The Cornerbach – A 110-foot-long freighter, the Cornerbach rests on its keel in about 90 feet of water with its deck at 75 feet. Decorated with soft corals and populated by crabs and tropical fish, the ship has an intact wheelhouse and the wreckage of a bus sitting exposed in what remains of the forward hold. A wrecked sailboat sits in the sea floor in the vicinity of the Cornerbach, close enough that both wrecks can be visited on the same dive.

Shark Reef – Located in just 30 feet of water, the site consists of a sandy bottom surrounded by high mounds of coral, creating something of an underwater amphitheater. Once the divers settle onto the sandy bottom, the dive boat above lowers a bait box into the water. The bait attracts anywhere from one to two dozen Caribbean reef sharks, creating a safe, close encounter with these seven to 10-foot sharks.

Conception Island – Situated close enough that dive boats from Long Island regularly go there, Conception Island offers wall dives with drop-offs just as staggering as the more famous Bahamas dive site of the Tongue of the Ocean, off New Providence Island. The wall top, crowned with coral heads, is at roughly 40 feet. From there, it plunges down well over a mile into the deep blue abyss. Teeming with sea life, visibility off Conception Island is strikingly clear, and routinely in the 150- to 200-foot range.

HMS Conqueror – Of significant historical interest is the wreck of HMS Conqueror. The Conqueror was the first steam-powered warship commissioned into service with the British Navy. A steam-and-sail hybrid, the ship hit corals off the south end of Conception Island in 1848 and sank, fortunately without the loss of any of the crew. The ship is no longer recognizable, but its rubble pile includes canons and canon balls, a propeller shaft, an engine, and petrified planking.

Deans Blue Hole – Deans is the Deepest, and the Most Beautiful of Blue Holes! For divers, it’s an exciting shore dive; for snorkelers it’s a place of curiosity; but for scientists it’s nothing short of a phenomenon! Besides being the world’s deepest known ocean blue hole (663 feet deep), it happens to be absolutely gorgeous.

Think of a sink drain, and you’ll know how it feels to dive Deans — spooky! At about 75 feet Deans’ circular shaft begins to widen to about 240 feet. Waterfalls of sand cascade dramatically down the sides, and barracuda and tarpon emerge eerily from the depths.

Fortunately, there normally is very little current and visibility is excellent.

In 1992, Deep Breathing Systems explored and mapped Deans. One expedition member, Jim King, actually reached the bottom. His depth gauge read 663 feet!

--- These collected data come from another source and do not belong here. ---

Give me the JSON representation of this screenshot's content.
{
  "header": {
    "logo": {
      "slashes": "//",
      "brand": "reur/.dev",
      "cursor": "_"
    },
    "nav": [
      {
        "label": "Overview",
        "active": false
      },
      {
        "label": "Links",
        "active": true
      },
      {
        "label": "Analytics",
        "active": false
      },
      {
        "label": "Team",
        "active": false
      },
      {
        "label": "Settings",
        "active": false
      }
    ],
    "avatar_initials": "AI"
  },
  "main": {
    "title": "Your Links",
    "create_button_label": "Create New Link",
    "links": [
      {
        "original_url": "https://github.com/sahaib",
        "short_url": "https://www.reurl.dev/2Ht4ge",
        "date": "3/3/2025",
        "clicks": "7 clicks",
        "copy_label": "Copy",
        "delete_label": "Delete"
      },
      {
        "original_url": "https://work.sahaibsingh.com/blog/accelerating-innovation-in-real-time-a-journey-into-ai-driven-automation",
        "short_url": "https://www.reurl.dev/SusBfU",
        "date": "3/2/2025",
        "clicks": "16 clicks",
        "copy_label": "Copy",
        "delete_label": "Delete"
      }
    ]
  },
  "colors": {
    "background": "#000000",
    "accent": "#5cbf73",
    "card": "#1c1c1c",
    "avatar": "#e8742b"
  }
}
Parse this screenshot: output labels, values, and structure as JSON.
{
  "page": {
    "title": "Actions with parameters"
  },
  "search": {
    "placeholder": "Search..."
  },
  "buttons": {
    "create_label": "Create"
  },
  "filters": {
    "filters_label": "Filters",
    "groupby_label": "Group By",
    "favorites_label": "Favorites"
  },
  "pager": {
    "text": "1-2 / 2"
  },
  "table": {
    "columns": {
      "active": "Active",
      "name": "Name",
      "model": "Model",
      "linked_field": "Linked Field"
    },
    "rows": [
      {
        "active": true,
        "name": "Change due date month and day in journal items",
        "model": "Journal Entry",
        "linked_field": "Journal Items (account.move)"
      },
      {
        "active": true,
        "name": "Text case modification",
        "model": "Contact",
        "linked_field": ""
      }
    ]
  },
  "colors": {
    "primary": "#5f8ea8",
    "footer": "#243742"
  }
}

Expedition member William Wilson wrote that Deans is nearly twice as deep as any other known underwater cave in the Bahamas. The room below the entrance shaft is 240 feet wide, 350 feet long and 603 feet high, making it the largest known underwater cave room and one of the largest cave rooms (wet or dry) in the world.

William has hosted several invitationals and the AIDA World Championships. Many world and national records have been achieved at Deans. William, himself, has broken several world records here. In his category, he wears no fins or weights and must not touch the line, except to turn around at the end.

Thanks to freediver, William Trubridge, Deans is now a mecca for freedivers to train and compete.

HOW TO GET HERE

There are two airports on Long Island: Deadman’s Cay Airport (LGI) and Stella Maris Airport (SML). Daily scheduled service is available to the island from Nassau and charter services can be arranged through any of the certified local and international carriers. By sea, you can travel from Nassau with Bahamas Ferry Services on a fully air-conditioned vessel, or two mailboats that provide service to several towns on a weekly (or more frequent) basis.